Да, правда. Микелис ел за этим же столом, да так основательно, что ложку не бросит, пока дотла не выест. И все-таки Микелиса не слышно было и не видно. Как не замечаешь муху, которая жужжит под потолком. Как не слышишь шума ветра за окном. Он был, и как будто его не было. Занимал место, но не мысли. Хотели — слушали его, если же нет — и внимания на его болтовню не обращали. С чужим было все по-другому. Он улегся на ничье место, и сразу стало как-то неуютно. Хоть больше молчал. А ел и того меньше, да медленно, смакуя, тщательно выбирал.

— Не по душе пришлось? — спросила мать, когда чужой раньше всех положил ложку.

Нет, нет, вкусно, только он едок небольшой. «Желудок» не принимает.

Так он живот называл. Как рижская тетушка. Много он знал чужих, заимствованных слов, которые со временем прижились и в Новом доме. Сприцис служил в солдатах, потом по городам, в присутственных местах, но городская «живодерня» не для него оказалась. Вот и подался на село.

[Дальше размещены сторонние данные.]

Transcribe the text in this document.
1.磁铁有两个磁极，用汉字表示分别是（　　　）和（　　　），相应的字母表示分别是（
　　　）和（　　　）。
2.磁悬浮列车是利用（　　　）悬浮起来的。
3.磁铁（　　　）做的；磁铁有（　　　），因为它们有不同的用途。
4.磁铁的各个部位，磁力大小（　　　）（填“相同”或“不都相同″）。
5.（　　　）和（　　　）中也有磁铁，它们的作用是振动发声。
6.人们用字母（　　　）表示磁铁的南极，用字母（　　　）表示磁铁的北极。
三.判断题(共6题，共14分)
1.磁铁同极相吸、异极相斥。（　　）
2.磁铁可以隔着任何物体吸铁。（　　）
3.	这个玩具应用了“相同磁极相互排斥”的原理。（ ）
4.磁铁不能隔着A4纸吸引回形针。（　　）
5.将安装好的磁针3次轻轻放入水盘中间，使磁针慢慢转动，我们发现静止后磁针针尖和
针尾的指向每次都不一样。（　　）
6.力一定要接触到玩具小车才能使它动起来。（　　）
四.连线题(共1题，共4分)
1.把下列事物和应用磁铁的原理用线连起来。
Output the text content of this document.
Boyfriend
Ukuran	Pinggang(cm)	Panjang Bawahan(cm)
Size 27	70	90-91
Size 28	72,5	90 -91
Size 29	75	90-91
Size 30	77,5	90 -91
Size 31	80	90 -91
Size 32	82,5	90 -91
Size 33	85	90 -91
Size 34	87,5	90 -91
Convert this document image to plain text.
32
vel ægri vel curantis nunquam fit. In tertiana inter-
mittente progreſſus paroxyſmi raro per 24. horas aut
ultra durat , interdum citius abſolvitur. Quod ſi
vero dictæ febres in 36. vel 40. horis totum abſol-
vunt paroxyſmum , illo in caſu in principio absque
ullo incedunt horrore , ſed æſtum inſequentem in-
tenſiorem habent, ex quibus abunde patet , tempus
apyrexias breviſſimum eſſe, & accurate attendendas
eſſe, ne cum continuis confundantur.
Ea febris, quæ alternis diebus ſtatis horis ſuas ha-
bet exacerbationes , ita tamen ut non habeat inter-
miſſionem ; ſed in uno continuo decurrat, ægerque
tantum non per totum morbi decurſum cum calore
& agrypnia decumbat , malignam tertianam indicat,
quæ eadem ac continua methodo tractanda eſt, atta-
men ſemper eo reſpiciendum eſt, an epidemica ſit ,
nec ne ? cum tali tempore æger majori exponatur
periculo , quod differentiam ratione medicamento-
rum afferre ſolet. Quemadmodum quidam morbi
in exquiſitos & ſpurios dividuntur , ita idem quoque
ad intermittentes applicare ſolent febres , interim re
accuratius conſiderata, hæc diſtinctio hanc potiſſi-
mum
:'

Мать тоже вскоре отложила ложку. После смерти отца совсем она мало есть стала. Сприцис заметил это. Что с ней? Почему не ест? Выспросил все, что да как. Мать отвечала неохотно, но он сам все вызнал: задаст вопрос, утвердительно головой покачает. Желудок во всем виноват, наконец сказал уверенно. Лекарство предложил.

Тут же вскочил, словно нашлось полезное, нужное занятие, и, чуть загребая ногами, подошел к своему сундучку. А в нем тщательнейшим образом были уложены кулек к кулечку, коробочка к коробочке. У него, мол, чаи разные, травы сам собирал, сам и сушил. Все названия знает и от чего какая помогает.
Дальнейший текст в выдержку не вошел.